There was a locked door off the corridor. Rudy swiped his keycard and got them through easily. Being a janitor, he had a fairly extensive security clearance. There were a few parts of the facility he wasn't permitted to access, even to clean. But a store room wasn't one of those places.
It was at the end of the locked hallway. Rudy swiped his keycard through the reader and the light flashed green as the locks clunked open. He pulled the door open. LeBeau went through first. The store room was large and partially lit. The metal shelves were littered with more science-related things than he knew existed. There were crates full of spare parts. Barrels and canisters full of who knew what.
"What are we looking for?" Miller the Elder asked.
"It's labeled AC one one nine dash three eight." LeBeau said. He looked over at the janitor, who flinched. "Rudy, where would we find that?"
"Um... AC would be..." Rudy turned down the aisle directly next to the door. The shelves were stocked high with barrels of all sizes. "It'd be along this wall, probably near the middle, but I don't think we-"
"I didn't ask what you think. Shut up." LeBeau ordered.
He walked down the aisle, the Miller brothers trailing after him. They kept stopping to dig their hands into the crates and poke and prod at whatever they found. It was usually calcified formations in bags and containers. A clear canister of sloshy pink liquid. A container of green rocks that gave off a faint glow, stamped with a warning sticker that the rocks shouldn't be handled without protective gear. Everything was meticulously labeled and the brothers were careful to put everything back where they had picked it up.
LeBeau, meanwhile, moved along the aisle and watched the numbers move up until he reached a stocky metal barrel bearing the tag with the appropriate number.
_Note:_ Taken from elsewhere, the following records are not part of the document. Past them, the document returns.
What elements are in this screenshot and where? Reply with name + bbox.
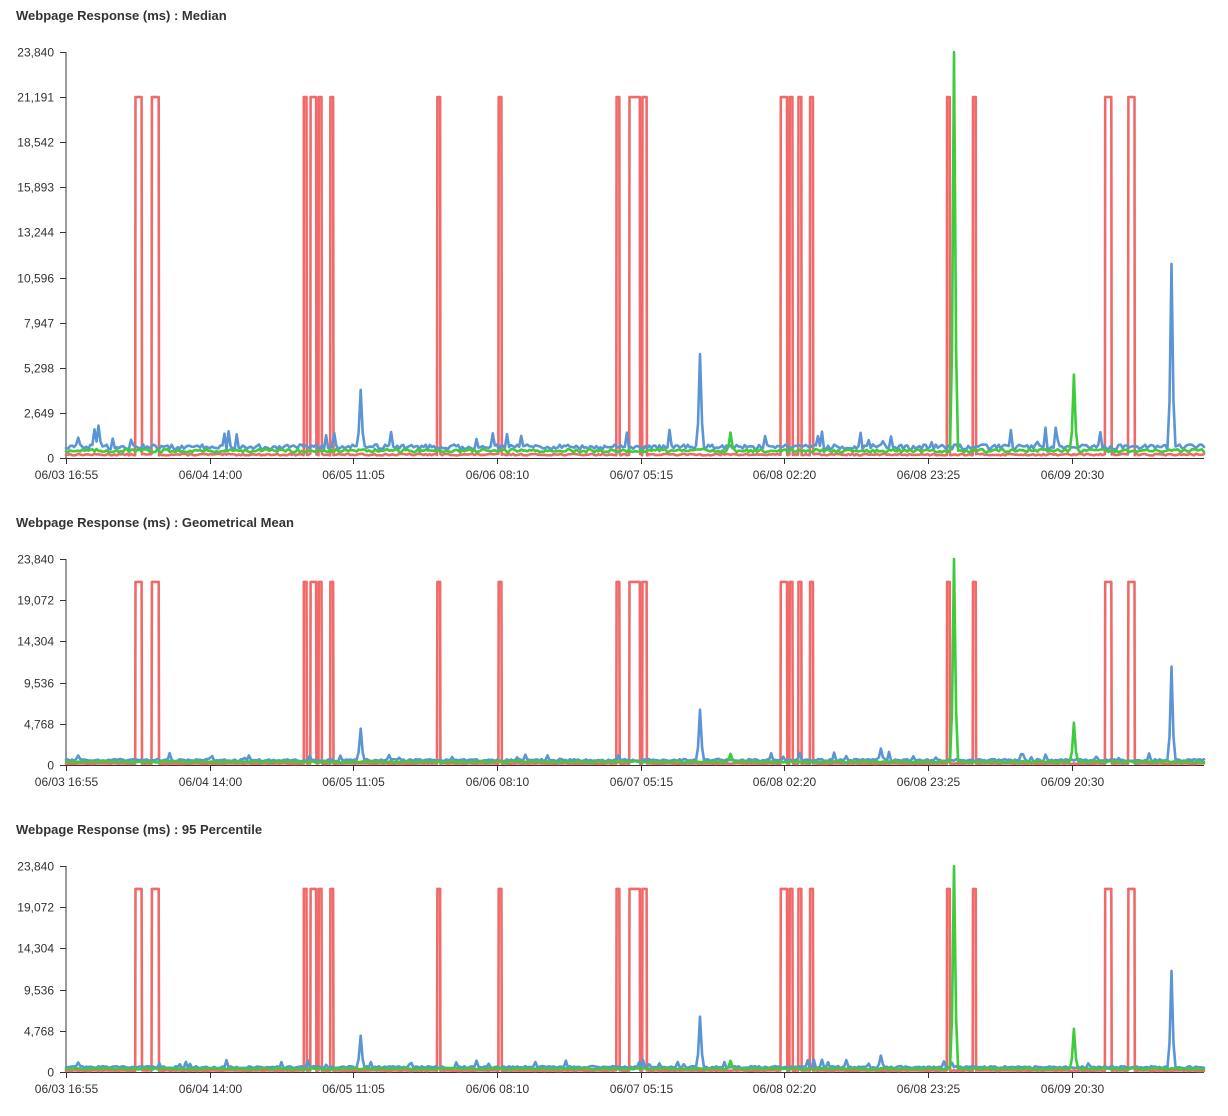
x-tick-label: 06/03 16:55 xyxy=(35,775,99,789)
y-tick-label: 10,596 xyxy=(17,272,54,286)
x-tick-label: 06/07 05:15 xyxy=(610,775,674,789)
x-tick-label: 06/08 23:25 xyxy=(897,1082,961,1096)
y-tick-label: 0 xyxy=(47,759,54,773)
red-series-line xyxy=(64,887,1206,1073)
y-tick-label: 9,536 xyxy=(24,984,54,998)
x-tick-label: 06/08 02:20 xyxy=(753,468,817,482)
x-tick-label: 06/05 11:05 xyxy=(322,468,385,482)
x-tick-label: 06/03 16:55 xyxy=(35,1082,99,1096)
y-tick-label: 18,542 xyxy=(17,136,54,150)
y-tick-label: 14,304 xyxy=(17,635,54,649)
chart-panel-geometrical-mean: Webpage Response (ms) : Geometrical Mean… xyxy=(0,515,1228,800)
median-chart: 0 2,649 5,298 7,947 10,596 13,244 15,893 18,542… xyxy=(17,46,1206,482)
chart-title: Webpage Response (ms) : Median xyxy=(16,8,227,23)
y-tick-label: 21,191 xyxy=(17,91,54,105)
x-tick-label: 06/08 23:25 xyxy=(897,775,961,789)
y-tick-label: 13,244 xyxy=(17,226,54,240)
chart-panel-95-percentile: Webpage Response (ms) : 95 Percentile 0 4… xyxy=(0,822,1228,1107)
green-series-line xyxy=(64,864,1206,1071)
x-tick-label: 06/04 14:00 xyxy=(179,468,243,482)
y-tick-label: 4,768 xyxy=(24,718,54,732)
y-tick-label: 0 xyxy=(47,452,54,466)
x-tick-label: 06/04 14:00 xyxy=(179,1082,243,1096)
y-tick-label: 4,768 xyxy=(24,1025,54,1039)
x-tick-label: 06/08 23:25 xyxy=(897,468,961,482)
geometrical-mean-chart: 0 4,768 9,536 14,304 19,072 23,840 06/03 16:55… xyxy=(17,553,1206,789)
x-tick-label: 06/05 11:05 xyxy=(322,775,385,789)
red-series-line xyxy=(64,95,1206,457)
blue-series-line xyxy=(64,262,1206,451)
y-tick-label: 19,072 xyxy=(17,594,54,608)
y-tick-label: 5,298 xyxy=(24,362,54,376)
y-tick-label: 9,536 xyxy=(24,677,54,691)
blue-series-line xyxy=(64,969,1206,1070)
x-tick-label: 06/07 05:15 xyxy=(610,468,674,482)
x-tick-label: 06/05 11:05 xyxy=(322,1082,385,1096)
x-tick-label: 06/06 08:10 xyxy=(466,468,530,482)
y-tick-label: 23,840 xyxy=(17,46,54,60)
chart-title: Webpage Response (ms) : Geometrical Mean xyxy=(16,515,294,530)
blue-series-line xyxy=(64,665,1206,763)
x-tick-label: 06/09 20:30 xyxy=(1041,775,1105,789)
green-series-line xyxy=(64,50,1206,454)
x-tick-label: 06/06 08:10 xyxy=(466,775,530,789)
y-tick-label: 23,840 xyxy=(17,553,54,567)
y-tick-label: 15,893 xyxy=(17,181,54,195)
x-tick-label: 06/09 20:30 xyxy=(1041,468,1105,482)
chart-panel-median: Webpage Response (ms) : Median 0 2,649 5,2… xyxy=(0,8,1228,500)
green-series-line xyxy=(64,557,1206,764)
x-tick-label: 06/07 05:15 xyxy=(610,1082,674,1096)
x-tick-label: 06/06 08:10 xyxy=(466,1082,530,1096)
red-series-line xyxy=(64,580,1206,766)
x-tick-label: 06/04 14:00 xyxy=(179,775,243,789)
y-tick-label: 2,649 xyxy=(24,407,54,421)
x-tick-label: 06/08 02:20 xyxy=(753,1082,817,1096)
y-tick-label: 23,840 xyxy=(17,860,54,874)
y-tick-label: 19,072 xyxy=(17,901,54,915)
x-tick-label: 06/08 02:20 xyxy=(753,775,817,789)
y-tick-label: 14,304 xyxy=(17,942,54,956)
y-tick-label: 0 xyxy=(47,1066,54,1080)
95-percentile-chart: 0 4,768 9,536 14,304 19,072 23,840 06/03 16:55… xyxy=(17,860,1206,1096)
x-tick-label: 06/09 20:30 xyxy=(1041,1082,1105,1096)
y-tick-label: 7,947 xyxy=(24,317,54,331)
x-tick-label: 06/03 16:55 xyxy=(35,468,99,482)
chart-title: Webpage Response (ms) : 95 Percentile xyxy=(16,822,263,837)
"Shit, that's bigger than I imagined." he muttered, scratching his head.
"Nah, we could just roll it out." Miller the Younger said.
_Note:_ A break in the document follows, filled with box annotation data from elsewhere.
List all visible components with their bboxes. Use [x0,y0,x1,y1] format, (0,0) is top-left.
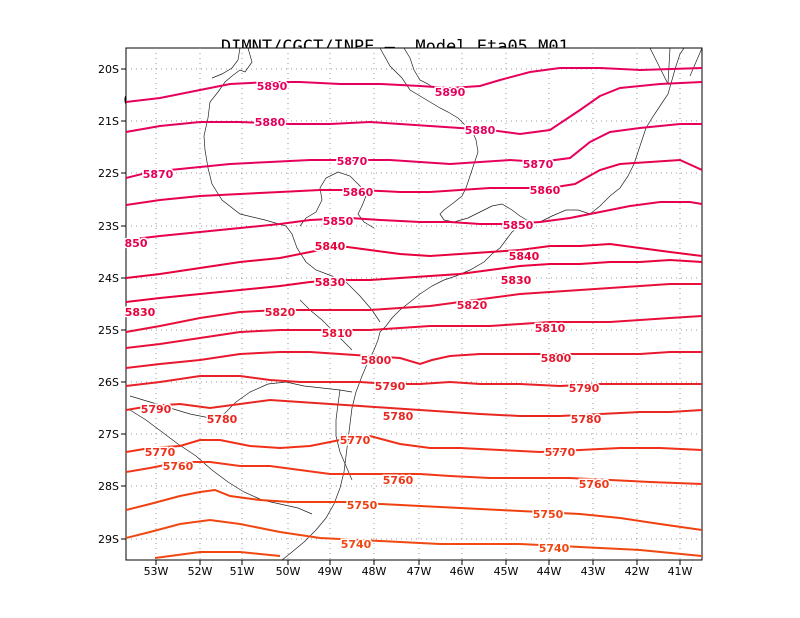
contour-5750 [126,488,702,531]
coastline-borders [129,48,702,560]
lat-label: 24S [98,272,119,285]
contour-label: 5860 [530,184,561,197]
lon-label: 46W [450,565,475,578]
lat-label: 22S [98,167,119,180]
contour-label: 5760 [579,478,610,491]
contour-label: 5780 [207,413,238,426]
longitude-labels: 53W 52W 51W 50W 49W 48W 47W 46W 45W 44W 43W 42W 41W [144,560,693,578]
contour-label: 5830 [315,276,346,289]
lon-label: 52W [188,565,213,578]
lon-label: 44W [537,565,562,578]
contour-label: 5850 [323,215,354,228]
contour-5820 [126,283,702,333]
contour-partial [154,551,281,559]
lat-label: 25S [98,324,119,337]
contour-label: 5830 [501,274,532,287]
lat-label: 23S [98,220,119,233]
lon-label: 51W [230,565,255,578]
contour-label: 5810 [322,327,353,340]
contour-label: 5780 [571,413,602,426]
contour-label: 5770 [145,446,176,459]
contour-label: 5780 [383,410,414,423]
lon-label: 45W [494,565,519,578]
contour-label: 5790 [375,380,406,393]
contour-label: 5880 [465,124,496,137]
contour-5840 [126,242,702,279]
contour-5890 [126,67,702,103]
lat-label: 26S [98,376,119,389]
contour-5860 [126,158,702,206]
contour-label: 5870 [143,168,174,181]
contour-label: 5790 [569,382,600,395]
contour-label: 5880 [255,116,286,129]
contour-5760 [126,461,702,485]
lat-label: 27S [98,428,119,441]
contour-label: 5820 [265,306,296,319]
lon-label: 47W [407,565,432,578]
lon-label: 43W [581,565,606,578]
lon-label: 50W [276,565,301,578]
contour-label: 5890 [435,86,466,99]
lon-label: 53W [144,565,169,578]
lat-lon-grid [126,48,702,560]
contour-5770 [126,434,702,454]
contour-label: 5770 [340,434,371,447]
contour-label: 5800 [361,354,392,367]
contour-label: 5840 [509,250,540,263]
contour-label: 5830 [125,306,156,319]
height-contours [126,67,702,559]
lon-label: 41W [668,565,693,578]
contour-label: 5870 [523,158,554,171]
lat-label: 28S [98,480,119,493]
lat-label: 21S [98,115,119,128]
contour-5790 [126,375,702,388]
contour-label: 5750 [347,499,378,512]
latitude-labels: 20S 21S 22S 23S 24S 25S 26S 27S 28S 29S [98,63,126,546]
lat-label: 20S [98,63,119,76]
contour-5870 [126,123,702,179]
contour-label: 5740 [341,538,372,551]
contour-5830 [126,258,702,303]
contour-label: 5800 [541,352,572,365]
contour-label: 5740 [539,542,570,555]
lon-label: 42W [625,565,650,578]
contour-label: 5870 [337,155,368,168]
contour-label: 5770 [545,446,576,459]
contour-label: 5750 [533,508,564,521]
contour-label: 850 [125,237,148,250]
contour-5780 [126,398,702,417]
contour-5810 [126,315,702,349]
contour-5880 [126,81,702,136]
contour-label: 5760 [383,474,414,487]
contour-label: 5760 [163,460,194,473]
contour-label: 5810 [535,322,566,335]
contour-label: 5890 [257,80,288,93]
contour-5850 [126,201,702,241]
lon-label: 49W [318,565,343,578]
contour-label: 5840 [315,240,346,253]
contour-5740 [126,518,702,557]
contour-label: 5850 [503,219,534,232]
lat-label: 29S [98,533,119,546]
contour-label: 5820 [457,299,488,312]
contour-5800 [126,351,702,369]
contour-labels: 5890 5890 5880 5880 5870 5870 5870 5860 5860 850 5… [123,79,611,557]
contour-label: 5860 [343,186,374,199]
contour-label: 5790 [141,403,172,416]
lon-label: 48W [362,565,387,578]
"I could carry it." Miller the Elder shrugged.
"No, you can't!" Rudy interrupted, half-lunging at them like he could physically stop them.
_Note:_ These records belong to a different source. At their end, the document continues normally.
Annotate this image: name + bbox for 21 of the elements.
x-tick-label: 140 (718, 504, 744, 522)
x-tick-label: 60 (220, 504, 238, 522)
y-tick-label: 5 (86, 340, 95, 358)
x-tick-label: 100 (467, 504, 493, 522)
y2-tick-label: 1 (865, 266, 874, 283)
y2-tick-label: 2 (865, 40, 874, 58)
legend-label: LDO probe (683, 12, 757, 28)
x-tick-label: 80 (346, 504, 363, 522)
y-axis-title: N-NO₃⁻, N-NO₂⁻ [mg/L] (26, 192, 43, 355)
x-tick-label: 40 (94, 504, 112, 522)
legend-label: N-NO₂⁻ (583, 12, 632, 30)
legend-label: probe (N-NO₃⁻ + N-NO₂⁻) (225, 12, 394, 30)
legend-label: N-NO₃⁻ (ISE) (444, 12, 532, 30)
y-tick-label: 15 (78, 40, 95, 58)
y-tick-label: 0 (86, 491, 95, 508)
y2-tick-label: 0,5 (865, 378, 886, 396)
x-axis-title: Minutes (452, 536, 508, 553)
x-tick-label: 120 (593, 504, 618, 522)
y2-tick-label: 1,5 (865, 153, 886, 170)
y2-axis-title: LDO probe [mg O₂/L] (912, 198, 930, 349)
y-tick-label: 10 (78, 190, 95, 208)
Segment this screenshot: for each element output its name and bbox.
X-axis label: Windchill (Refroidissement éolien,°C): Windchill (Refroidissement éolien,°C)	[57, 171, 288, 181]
"What are you on about?" LeBeau demanded.
"Martin, look at the label." Rudy pointed to the bright orange label on the side of the barrel. Beside the black-and-yellow sticker for toxic waste were the words 'Potentially hazardous material. Do not agitate.' "We can't shake it up or who knows what will happen. We'll have to roll it out on a hand-cart."
"Then go get one." LeBeau ordered.
"But that's all the way back at the loading docks." Rudy pointed out.
"Great. We'll wait for you outside. We'll have the truck pulled up to a dock." LeBeau slapped a hand on the janitor's shoulder and then squeezed hard in warning. "And if you don't come back with my stuff, don't expect to get paid."
Rudy's nod was almost spasmodic. "S-Sure thing."
LeBeau released his shoulder with a shove and went past him back to the door. The Miller brothers each slapped a hand on the janitor's back as they passed. Theirs was one of solidarity and reassurance, but Rudy was far from reassured by anything. He gave himself a moment to moan into his hands in despair.
This was a bad idea. It had been from the start. He was going to lose his job if he got caught and Rudy had no marketable skills aside from being pretty handy with a mop and a wash-cloth. Hell, he was going to have to quit, period. He couldn't risk getting caught if the theft was found and reported. They would check the schedule and see that he was on shift in this part of the building and they would come after him.
But five thousand was five thousand and that sort of money wasn't easy to come by for a blue-collar worker. That was an entire year's pay for him. That was enough money to move out of Metropolis and set up somewhere else.
Gotham was full of cheap apartments.
Of course, if he had known a week ago how this night was going to end for him, he would have blown out of town within the hour. By dawn, Rudy Jones was not going to be the same man he had been when he'd clocked in for work.
No one would be certain if he was even still a man at all.